The Seattle Times: Nation & World: Pentagon contracted for satellite photos of U.S. locations

By Jonathan S. Landay
Knight Ridder Newspapers

WASHINGTON — A Pentagon intelligence agency that kept files on U.S. anti-war activists hired one of the contractors who bribed former Rep. Randy "Duke" Cunningham, R-Calif., to help it collect data on houses of worship, schools, power plants and other locations in the United States.

MZM, headed by Mitchell Wade, also received three contracts totaling more than $250,000 to provide unspecified "intelligence services" to the White House, according to documents obtained by Knight Ridder.

The White House didn't respond to an inquiry about what those intelligence services entailed.

MZM's Pentagon and White House deals were part of tens of millions of dollars in federal government business that Wade's company attracted beginning in 2002.

MZM and Wade, who pleaded guilty last month to bribing Cunningham and unnamed Defense Department officials to steer work to his firm, are the focus of investigations by the Pentagon and Department of Justice.
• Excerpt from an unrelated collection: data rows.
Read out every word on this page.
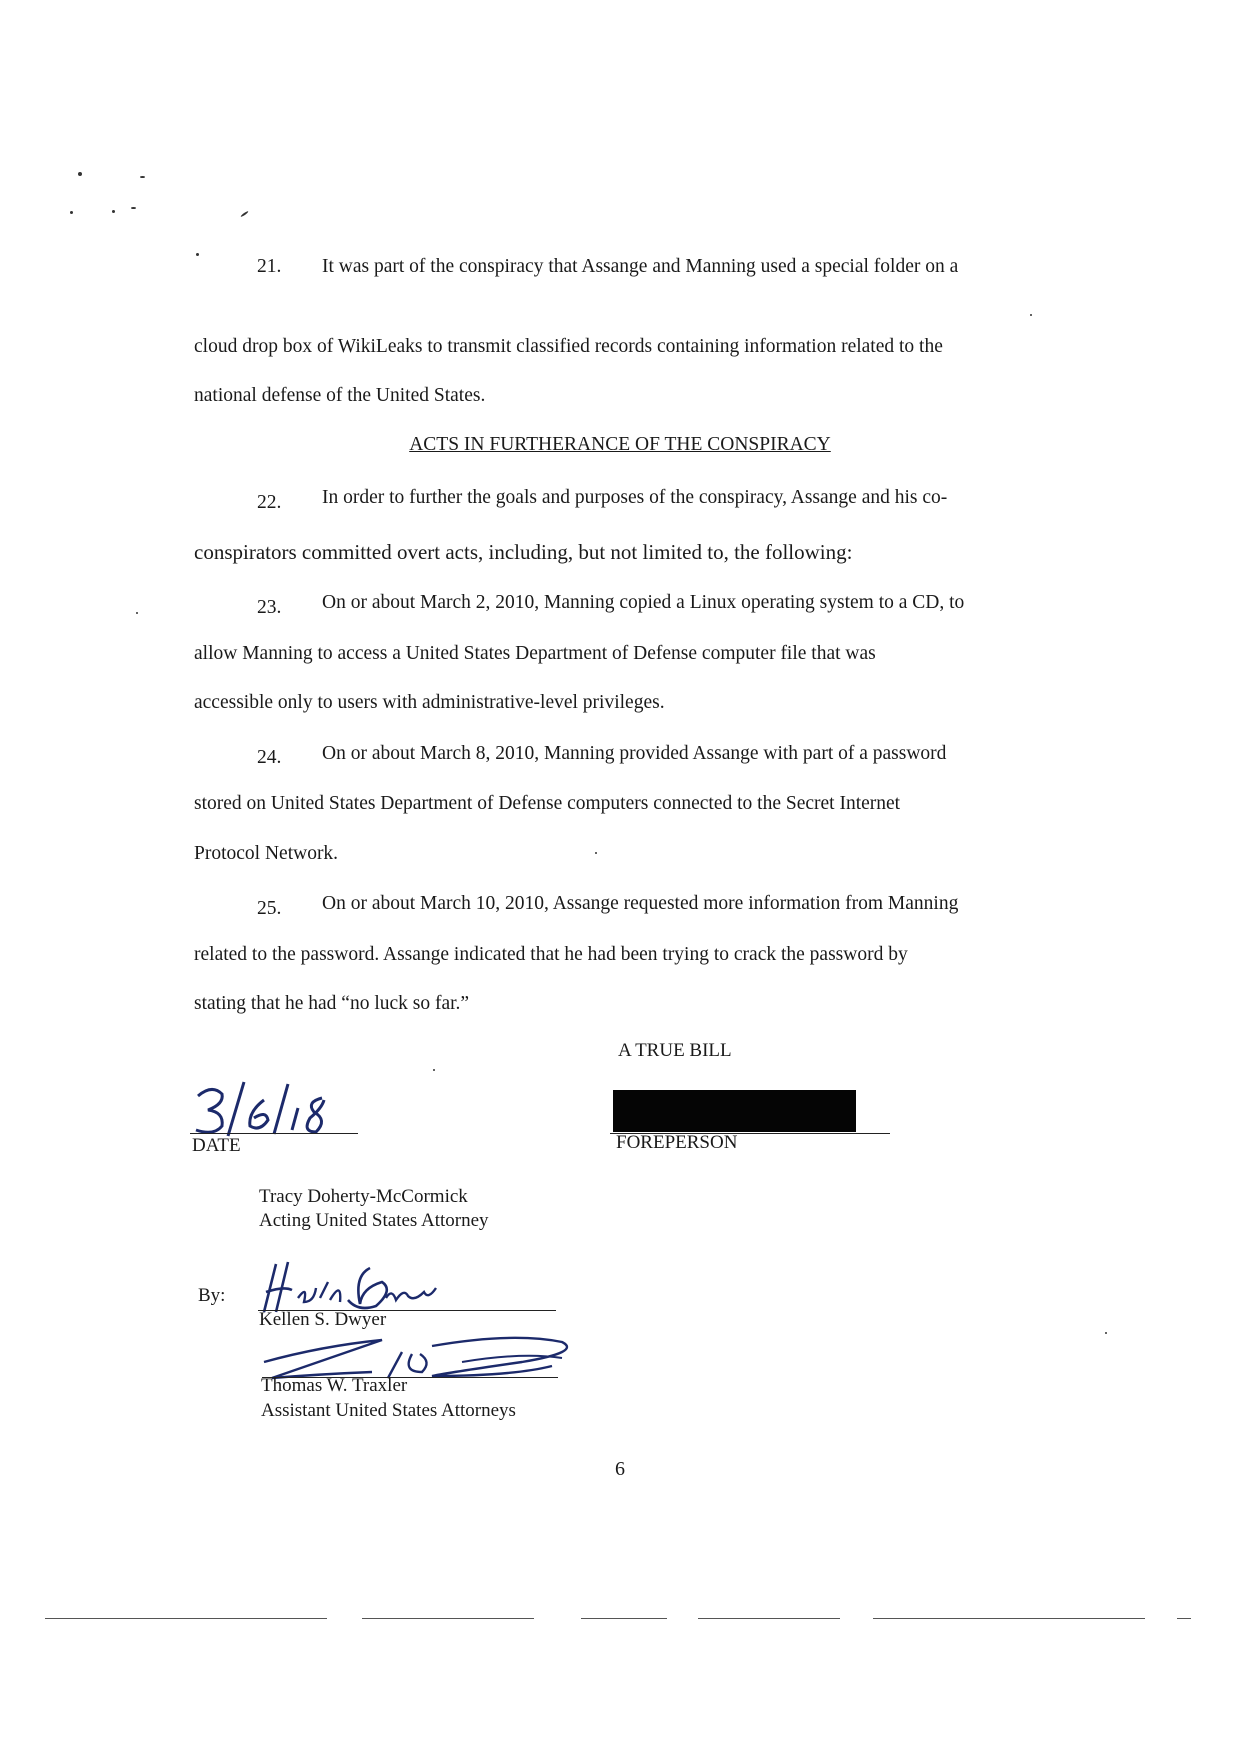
21. It was part of the conspiracy that Assange and Manning used a special folder on a
cloud drop box of WikiLeaks to transmit classified records containing information related to the
national defense of the United States.
ACTS IN FURTHERANCE OF THE CONSPIRACY
22. In order to further the goals and purposes of the conspiracy, Assange and his co-
conspirators committed overt acts, including, but not limited to, the following:
23. On or about March 2, 2010, Manning copied a Linux operating system to a CD, to
allow Manning to access a United States Department of Defense computer file that was
accessible only to users with administrative-level privileges.
24. On or about March 8, 2010, Manning provided Assange with part of a password
stored on United States Department of Defense computers connected to the Secret Internet
Protocol Network.
25. On or about March 10, 2010, Assange requested more information from Manning
related to the password. Assange indicated that he had been trying to crack the password by
stating that he had “no luck so far.”
A TRUE BILL
DATE	FOREPERSON
Tracy Doherty-McCormick
Acting United States Attorney
By:
Kellen S. Dwyer
Thomas W. Traxler
Assistant United States Attorneys
6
In February 2003, MZM won a two-month contract worth $503,144 to provide technical support to the Pentagon's Joint Counterintelligence Field Activity, or CIFA. The top-secret agency was created five months earlier primarily to protect U.S. defense personnel and facilities from foreign terrorists.

The job involved advising CIFA on selecting software and technology designed to ferret out commercial and government data that could be used in what's called a Geospatial Information System (GIS). A GIS system inserts information about geographic locations, such as buildings, into digital maps produced from satellite photographs.

MZM was to "assist the government in identifying and procuring data" on maps, "airports, ports, dams, churches/mosques/synagogues, schools [and] power plants," said the statement of work.

It isn't clear why U.S. intelligence agencies couldn't do the work themselves.

CIFA recently has come under fire after disclosures that it maintained information on individuals and groups involved in peaceful anti-war protests at defense facilities and recruiting offices.


The information was stored in a database that was supposed to be reserved for reports related to potential foreign terrorist activity.

The disclosure that CIFA was storing information on anti-war activities added to concerns that the Bush administration may have used its war on terrorism to give government agencies expanded power to monitor Americans' finances, associations, travel and other activities.

The administration's domestic-eavesdropping program and FBI monitoring of environmental, animal rights and anti-war groups have also fueled fears. The administration contends that its programs are legal.